The ASU will provide high- visibility patrolling and response while the ERU will concentrate on covert and high-risk firearms interventions against criminal and terrorist gangs. Both units are already training together on scenarios relating to sieges and other critical incidents.
Ms O'Sullivan said the unit did not mean another move away from being an unarmed force.
"That is something I am very proud of; it's a tradition and a legacy we will never give up," she added.
But she said the Garda needed to recognise the challenges of modern policing in the Republic and to have a response commensurate with that.
Tánaiste and Justice Minister Frances Fitzgerald said the ASU was very important for the protection of people in Dublin and was comparable to those operating in other major cities.
She praised the "determined" response gardaí had already made against the scourge of criminal gangs.
"The actions of the Garda in fearlessly opposing vicious criminal elements is a true example of service and commitment to the communities which they serve," she said.
But the minister held out little hope for the promotion of six senior Garda officers awaiting upgrades before the end of the year. Most of those who were successful in competitions to fill vacancies at superintendent, chief and assistant commissioner level have been promoted since the summer.

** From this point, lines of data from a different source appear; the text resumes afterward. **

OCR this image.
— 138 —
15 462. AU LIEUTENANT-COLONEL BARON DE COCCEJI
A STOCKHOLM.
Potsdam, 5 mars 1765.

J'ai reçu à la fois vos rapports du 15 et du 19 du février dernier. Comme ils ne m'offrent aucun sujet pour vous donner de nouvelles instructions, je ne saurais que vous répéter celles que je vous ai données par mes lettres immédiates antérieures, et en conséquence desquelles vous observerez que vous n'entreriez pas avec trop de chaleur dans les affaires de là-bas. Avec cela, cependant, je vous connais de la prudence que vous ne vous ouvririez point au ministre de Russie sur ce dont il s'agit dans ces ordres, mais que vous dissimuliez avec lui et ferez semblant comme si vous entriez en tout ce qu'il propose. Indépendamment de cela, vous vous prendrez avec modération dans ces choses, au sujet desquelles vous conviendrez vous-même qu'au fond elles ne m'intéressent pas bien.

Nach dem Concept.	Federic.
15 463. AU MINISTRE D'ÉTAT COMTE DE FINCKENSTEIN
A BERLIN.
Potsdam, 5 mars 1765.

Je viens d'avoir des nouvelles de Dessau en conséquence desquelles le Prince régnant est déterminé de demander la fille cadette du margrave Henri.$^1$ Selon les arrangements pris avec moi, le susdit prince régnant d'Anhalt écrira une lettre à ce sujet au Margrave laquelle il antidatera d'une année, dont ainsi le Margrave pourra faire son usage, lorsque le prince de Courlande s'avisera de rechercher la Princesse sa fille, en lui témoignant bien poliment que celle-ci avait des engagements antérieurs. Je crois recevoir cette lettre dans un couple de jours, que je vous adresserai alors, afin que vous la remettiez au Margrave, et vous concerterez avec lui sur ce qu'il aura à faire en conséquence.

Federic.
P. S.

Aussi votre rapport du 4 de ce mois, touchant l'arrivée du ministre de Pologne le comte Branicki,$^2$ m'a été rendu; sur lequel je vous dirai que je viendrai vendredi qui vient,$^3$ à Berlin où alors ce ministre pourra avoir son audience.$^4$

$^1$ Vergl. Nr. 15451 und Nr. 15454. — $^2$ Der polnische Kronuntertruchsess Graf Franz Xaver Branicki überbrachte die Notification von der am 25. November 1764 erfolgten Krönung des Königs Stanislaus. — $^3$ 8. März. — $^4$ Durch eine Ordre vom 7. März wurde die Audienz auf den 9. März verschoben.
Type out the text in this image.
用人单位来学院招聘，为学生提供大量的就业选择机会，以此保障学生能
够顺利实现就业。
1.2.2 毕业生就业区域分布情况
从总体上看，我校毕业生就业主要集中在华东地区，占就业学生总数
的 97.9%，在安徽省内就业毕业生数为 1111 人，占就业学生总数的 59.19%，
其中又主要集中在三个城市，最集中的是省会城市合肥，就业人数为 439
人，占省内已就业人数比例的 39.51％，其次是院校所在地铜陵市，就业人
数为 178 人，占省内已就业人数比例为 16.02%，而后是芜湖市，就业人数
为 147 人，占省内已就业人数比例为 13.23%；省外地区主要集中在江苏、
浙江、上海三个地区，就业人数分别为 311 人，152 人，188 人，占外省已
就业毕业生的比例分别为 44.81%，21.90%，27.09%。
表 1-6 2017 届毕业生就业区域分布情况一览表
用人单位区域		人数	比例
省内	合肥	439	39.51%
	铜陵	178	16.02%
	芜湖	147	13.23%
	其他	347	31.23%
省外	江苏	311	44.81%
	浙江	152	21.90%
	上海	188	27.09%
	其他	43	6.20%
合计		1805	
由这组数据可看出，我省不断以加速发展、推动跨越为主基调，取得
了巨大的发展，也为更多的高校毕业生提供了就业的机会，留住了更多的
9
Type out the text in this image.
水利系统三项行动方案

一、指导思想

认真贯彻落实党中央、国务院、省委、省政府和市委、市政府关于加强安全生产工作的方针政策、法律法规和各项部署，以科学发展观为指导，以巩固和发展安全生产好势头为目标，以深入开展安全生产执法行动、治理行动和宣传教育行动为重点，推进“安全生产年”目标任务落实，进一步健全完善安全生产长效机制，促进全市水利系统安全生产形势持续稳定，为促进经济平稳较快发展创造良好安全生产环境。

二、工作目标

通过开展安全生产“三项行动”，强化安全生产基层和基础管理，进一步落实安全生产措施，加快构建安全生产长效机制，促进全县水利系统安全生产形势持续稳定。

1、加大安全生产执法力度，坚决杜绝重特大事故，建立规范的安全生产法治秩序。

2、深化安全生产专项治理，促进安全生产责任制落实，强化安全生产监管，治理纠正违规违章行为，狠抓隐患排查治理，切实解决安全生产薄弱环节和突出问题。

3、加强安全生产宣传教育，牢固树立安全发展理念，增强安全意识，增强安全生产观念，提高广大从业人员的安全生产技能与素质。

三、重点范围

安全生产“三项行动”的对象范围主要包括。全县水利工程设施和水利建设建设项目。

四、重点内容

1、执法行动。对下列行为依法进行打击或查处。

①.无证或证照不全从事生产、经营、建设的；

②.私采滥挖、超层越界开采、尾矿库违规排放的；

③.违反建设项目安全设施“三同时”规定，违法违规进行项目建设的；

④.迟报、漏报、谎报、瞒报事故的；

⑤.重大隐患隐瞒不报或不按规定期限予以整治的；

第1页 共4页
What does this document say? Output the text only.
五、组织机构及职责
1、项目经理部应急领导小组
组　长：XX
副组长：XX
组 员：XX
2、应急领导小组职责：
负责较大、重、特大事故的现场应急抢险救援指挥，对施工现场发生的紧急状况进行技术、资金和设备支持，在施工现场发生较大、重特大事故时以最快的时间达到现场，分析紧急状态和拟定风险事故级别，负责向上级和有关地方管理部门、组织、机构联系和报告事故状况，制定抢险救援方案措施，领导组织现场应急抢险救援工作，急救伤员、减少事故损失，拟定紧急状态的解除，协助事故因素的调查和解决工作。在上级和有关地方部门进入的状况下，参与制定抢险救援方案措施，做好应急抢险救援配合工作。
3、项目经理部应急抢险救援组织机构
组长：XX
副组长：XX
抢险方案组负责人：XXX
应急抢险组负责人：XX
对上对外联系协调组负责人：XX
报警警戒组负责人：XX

But five superintendents and one chief remain on the list despite a spate of vacancies in key posts at both ranks. Representative associations have said the officers, dubbed the 'Forgotten Six', have the right to expect to be promoted since they were selected.
But their prospects of being upgraded before the end of the year are rapidly diminishing.
Ms Fitzgerald is to bring regulations to allow the handing over of responsibility for the promotion of senior officers to the Policing Authority before the Cabinet next Wednesday.
This will mean that the six will have to undergo new competitions along with fresh candidates under a new system next year.
It is not likely that those promotions will be sanctioned until the summer and, in the meantime, the list of vacancies will continue to grow.
The Tánaiste said yesterday that the employment control framework (ECF) had set a ceiling for staffing levels.
She said she had filled all of the critical vacancies, outlined by Garda Commissioner Ms O'Sullivan, resulting in 45 promotions at those ranks.